LS: You and I met when you were commissioning boots from Jay Griffith in Guthrie, Oklahoma. How did you find Jay?
MS: In the early days of going out on my own as a musician, I played a bar in Oklahoma and met a guy named Bobby Barnett. He was a country music singer who had a great eye for clothing and boots, and he gave me some Nudie suits and boots. We hung out after a show one night, and he told me there was a bootmaker in Guthrie I needed to meet. He introduced me to Jay, who was an absolute legend. He was like the Porter Wagoner of boot making, one of the original architects of the craft.
Jay complained about the boots I wanted him to make for me. He griped about the high, undershot heel I wanted and the “damn Nudie toe,” and there was always a long wait between ordering the boots and receiving the boots. But when the box arrived in the mail and I opened it, it was worth it!
LS: Of all the interesting pieces you own, is there one that’s your favorite? One that makes you happy just to see it or touch it? MS: Connie Smith! Of my stage wear collection, though, I would have to choose a Nudie suit and boots made for Hank Snow. The suit is black with embroidered guitars and roses, and he wore it with a pair of Nudie boots that are pink and white with inlaid butterflies. The work is absolute perfection, and it looks as good up close as it does from far away.
LS: Has anything in your collection ever inspired or informed your music?
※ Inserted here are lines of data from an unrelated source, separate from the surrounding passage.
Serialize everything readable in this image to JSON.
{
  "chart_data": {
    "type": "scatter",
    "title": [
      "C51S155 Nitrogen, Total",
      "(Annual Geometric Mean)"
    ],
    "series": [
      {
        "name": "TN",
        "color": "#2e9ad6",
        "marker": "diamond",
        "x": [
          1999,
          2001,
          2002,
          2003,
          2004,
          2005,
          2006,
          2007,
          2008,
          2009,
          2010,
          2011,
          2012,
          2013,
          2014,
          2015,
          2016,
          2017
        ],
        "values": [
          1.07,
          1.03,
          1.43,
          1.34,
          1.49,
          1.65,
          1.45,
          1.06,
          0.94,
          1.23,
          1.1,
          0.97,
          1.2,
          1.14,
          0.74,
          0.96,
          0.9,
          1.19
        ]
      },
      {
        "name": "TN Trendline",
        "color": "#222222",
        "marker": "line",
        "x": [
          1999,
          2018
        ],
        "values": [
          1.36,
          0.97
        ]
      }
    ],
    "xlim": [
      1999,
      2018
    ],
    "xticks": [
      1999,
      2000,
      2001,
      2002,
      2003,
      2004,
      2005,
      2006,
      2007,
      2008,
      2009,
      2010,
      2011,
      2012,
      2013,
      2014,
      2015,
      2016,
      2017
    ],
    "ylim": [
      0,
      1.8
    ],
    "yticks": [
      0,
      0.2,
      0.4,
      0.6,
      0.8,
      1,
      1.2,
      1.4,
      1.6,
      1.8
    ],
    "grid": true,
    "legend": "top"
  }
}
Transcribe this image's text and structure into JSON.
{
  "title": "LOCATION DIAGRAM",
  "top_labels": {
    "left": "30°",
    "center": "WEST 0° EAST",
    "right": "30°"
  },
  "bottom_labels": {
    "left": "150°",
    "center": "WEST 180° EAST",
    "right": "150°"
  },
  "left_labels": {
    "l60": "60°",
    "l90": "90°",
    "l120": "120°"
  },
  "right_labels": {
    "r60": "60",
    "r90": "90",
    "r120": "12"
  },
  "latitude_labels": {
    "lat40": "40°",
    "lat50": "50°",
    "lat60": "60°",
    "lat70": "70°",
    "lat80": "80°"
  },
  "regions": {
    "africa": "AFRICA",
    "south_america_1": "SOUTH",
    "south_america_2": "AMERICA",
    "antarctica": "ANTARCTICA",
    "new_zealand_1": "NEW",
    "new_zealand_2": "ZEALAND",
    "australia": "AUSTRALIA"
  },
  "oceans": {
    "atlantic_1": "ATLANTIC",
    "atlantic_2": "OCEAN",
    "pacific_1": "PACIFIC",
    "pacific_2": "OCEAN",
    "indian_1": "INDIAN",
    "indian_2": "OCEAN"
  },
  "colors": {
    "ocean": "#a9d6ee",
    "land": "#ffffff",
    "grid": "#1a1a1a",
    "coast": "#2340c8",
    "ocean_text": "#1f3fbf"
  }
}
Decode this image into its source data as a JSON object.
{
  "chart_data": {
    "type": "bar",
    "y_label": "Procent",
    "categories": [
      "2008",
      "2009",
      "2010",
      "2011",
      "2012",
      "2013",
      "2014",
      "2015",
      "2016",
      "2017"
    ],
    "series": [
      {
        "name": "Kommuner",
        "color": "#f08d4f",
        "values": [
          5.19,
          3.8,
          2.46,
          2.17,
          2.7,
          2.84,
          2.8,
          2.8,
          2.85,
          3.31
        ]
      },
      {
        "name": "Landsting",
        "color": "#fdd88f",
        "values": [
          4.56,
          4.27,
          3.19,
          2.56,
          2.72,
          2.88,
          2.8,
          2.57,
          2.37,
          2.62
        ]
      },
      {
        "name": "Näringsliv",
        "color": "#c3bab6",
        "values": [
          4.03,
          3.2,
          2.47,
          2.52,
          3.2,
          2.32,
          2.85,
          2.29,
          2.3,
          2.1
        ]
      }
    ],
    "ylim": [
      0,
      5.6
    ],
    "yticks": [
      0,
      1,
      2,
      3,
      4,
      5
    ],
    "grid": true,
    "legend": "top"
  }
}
MS: Without question. When I dress for a show — when I put on these clothes — I feel like Superman coming out of a phone booth. That makes me write and perform like Superman too. The old country stars understood this. The clothes represented not only individualism and a way to set yourself apart, but also achievement. Many of those stars started out very poor, and the clothing acknowledged not just what they’d achieved but also the trust the public placed in them and the responsibility to give them a good show.
LS: Was collecting stagewear always a dream of yours, or did collecting develop out of the necessity to preserve it?
MS: Both, really. It started with the goal of preservation, but I began seriously collecting around the same time I was moving from being a band member to having my own band. This was also the time when song videos became a thing. I remembered watching TV with Dad, and I realized that wearing those suits might get a reaction. I didn’t want to do it exactly like the old stars — I wanted my own look — so I decided to wear my rhinestone jackets with blue jeans. It was all about visual appeal.
LS: Are there specific country music icons that inspired your taste and your looks?
MS: The Maddox Brothers and Rose were the best of the best. Their costumes were made by Nathan Turk, and they were drop-dead gorgeous. The set of the Marty Stuart Show featured a Rose Maddox outfit and many other items. It was a way of showcasing country music history and having those spirits and that vibe on stage.
LS: Is there anything about vintage country music fashion that you’d like to talk about or convey?
MS: Everybody needs to do it their way. If that’s a backward ball cap and ripped jeans and a flannel shirt, go for it. But after a while, you owe it to yourself to give classic country music stagewear a try.
LS: Final thoughts?
MS: Check out the upcoming “The World of Marty Stuart” exhibit opening on Saturday, May 7, 2022, at the Museum of Mississippi History. Also, be sure and follow and support the progress of my upcoming Congress of Country Music Museum in Philadelphia, Mississippi. It will be the home of the largest private collection of country music artifacts in the world, as well as a performance and educational space.